The online home for Greg Leedberg, since 1995.

Saturday, October 29, 2005

Leedberg's List: Mozilla Firefox

I'm pretty serious about computers. I enjoy building them, and enjoy trying to maximize the usefulness of them once they're built. In this vein, I've developed a sort of "core" set of software that I install onto any computer right after it's built. This set of software is comprised of really useful stuff, some of which many people are probably not aware of. I'm always evaluating new software, so the set changes every now and then as I find software that's better and more useful than what I was using before.

So, I've decided to start a recurring feature called "Leedberg's List". In each post of this feature, I'll take one piece of software that I like and basically review it. Even though I use both Windows and Linux, I'm going to focus mostly on Windows software, since this will be of use to the largest group of people. At some point in time, I'll aggregate all of the posts into a separate website. If I run out of good software or get bored, I may also point out software which I evaluated and did not add to my core set. I hope that this feature is useful for people.

In this inaugural post, I'm going to point out a piece of software which most people probably already know about, but which I'd like to talk about nonetheless. I promise, in the future I'll talk about slightly more obscure software.

Anyways, I'd like to point out Mozilla Firefox. For those who might not know, Firefox is a web browser, and in my opinion is the best web browser currently available. I've used lots (Internet Explorer, Mozilla, Opera, Konqueror), but Firefox is the one I've stuck with the longest.

There are several things to like about Firefox. For one, it has very good privacy/ad controls built right in. You can turn off annoying popups, turn of JavaScript that maximizes windows and so forth, control cookies (if you really care to), and so on. It really puts you in control of your browsing experience. This was my number one problem with Microsoft's Internet Explorer competitor. I felt like while I was browsing the web, this one program was in contorl of my computer: popping up windows, minimize, maximizing, and closing windows, playing sounds. A web browser is just an application, it's not supposed to define your entire computing experience. I know that IE is better now, but they pushed me away and now I just have no reason to go back.

Firefox also has tabbed browsing. Tabbed browsing is the sort of thing that doesn't seem useful until you start using it. Basically, within your browser window you can have multiple web pages open, and each one has a tab along the top of the browser. You can open a link by middle-clicking on it, or open a blank new tab by putting the correct button on your toolbar. Yes, the Windows taskbar handles some of this functionality. But, when looking up answers to questions and researching products I frequently will have a dozen or so pages open. It would be a nightmare to manage all of them on the taskbar. Having tabs within Firefox makes it a breeze.

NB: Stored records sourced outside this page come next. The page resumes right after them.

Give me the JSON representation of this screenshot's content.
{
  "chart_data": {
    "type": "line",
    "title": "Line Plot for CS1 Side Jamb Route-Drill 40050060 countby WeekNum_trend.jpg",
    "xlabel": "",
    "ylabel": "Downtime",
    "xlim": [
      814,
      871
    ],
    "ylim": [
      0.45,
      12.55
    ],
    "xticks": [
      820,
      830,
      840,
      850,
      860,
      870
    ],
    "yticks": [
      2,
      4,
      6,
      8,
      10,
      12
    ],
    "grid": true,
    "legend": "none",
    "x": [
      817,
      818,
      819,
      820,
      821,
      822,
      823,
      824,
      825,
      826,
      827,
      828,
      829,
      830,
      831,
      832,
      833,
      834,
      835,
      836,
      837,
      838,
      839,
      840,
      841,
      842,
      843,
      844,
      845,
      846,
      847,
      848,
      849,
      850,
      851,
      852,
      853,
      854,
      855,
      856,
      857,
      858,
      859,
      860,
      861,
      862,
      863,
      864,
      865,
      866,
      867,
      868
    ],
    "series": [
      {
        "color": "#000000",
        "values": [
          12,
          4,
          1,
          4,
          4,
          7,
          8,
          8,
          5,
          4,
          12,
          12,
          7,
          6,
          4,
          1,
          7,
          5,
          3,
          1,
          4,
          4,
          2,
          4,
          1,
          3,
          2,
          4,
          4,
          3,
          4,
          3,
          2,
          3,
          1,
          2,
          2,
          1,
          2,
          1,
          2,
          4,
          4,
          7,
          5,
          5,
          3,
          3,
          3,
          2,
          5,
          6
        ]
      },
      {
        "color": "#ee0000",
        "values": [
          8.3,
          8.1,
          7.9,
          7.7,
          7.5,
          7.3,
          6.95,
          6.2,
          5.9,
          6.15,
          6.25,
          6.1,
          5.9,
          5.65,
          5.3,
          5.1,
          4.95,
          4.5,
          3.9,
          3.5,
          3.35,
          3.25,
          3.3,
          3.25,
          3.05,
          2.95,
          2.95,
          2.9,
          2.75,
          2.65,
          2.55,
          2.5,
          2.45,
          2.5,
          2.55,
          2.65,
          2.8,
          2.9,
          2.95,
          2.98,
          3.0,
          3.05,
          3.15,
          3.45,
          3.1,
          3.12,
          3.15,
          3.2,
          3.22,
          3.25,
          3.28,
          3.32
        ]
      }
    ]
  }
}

Another of Firefox's most useful features is find-as-you-type. If this is enabled, while viewing a webpage you can just start typing and Firefox will search for the text as you type, incrementally. No need to go through menus in order to perform one of the most frequently used functions of a web browser.

Firefox also has a search bar right next to the URL bar. You can choose which search engine it uses, but by default it is Google. Just type a search query into the box and get your search results right away.

Firefox also supports RSS feeds right in the bookmarks menu. If you visit a site that has a site feed (such as this one!), an orange box will appear in the lower-right corner of the browser. Clicking on this will allow you to add the feed to your bookmarks menu, from where you can see any new entries. Really useful to have this integrated right into the browser if you frequent sites with feeds.

Lastly, Firefox is much more standards-compliant then most others. This may not mean a lot to many people, but it does if you are a web developer. Standards are what keep individual companies from controlling the global web. By supporting and using standards-compliant browsers, you keep control of the web out of the hands of proprietary companies.

In the end, I really like Firefox. It has a more modern look and feel than the aging Mozilla suite. It's also just a web browser, which is good if that's all you want --if you want full web-email-newsgroup integration, Mozilla's not a bad choice. It offers all the features of IE, but also some extras, and is more standards compliant. Opera is good, but last I used it there were too many compatibility problems with some sites. It may have improved since then, but much like with IE, I have no desire or motivation to switch away from Firefox. It's just a really good all-around browser.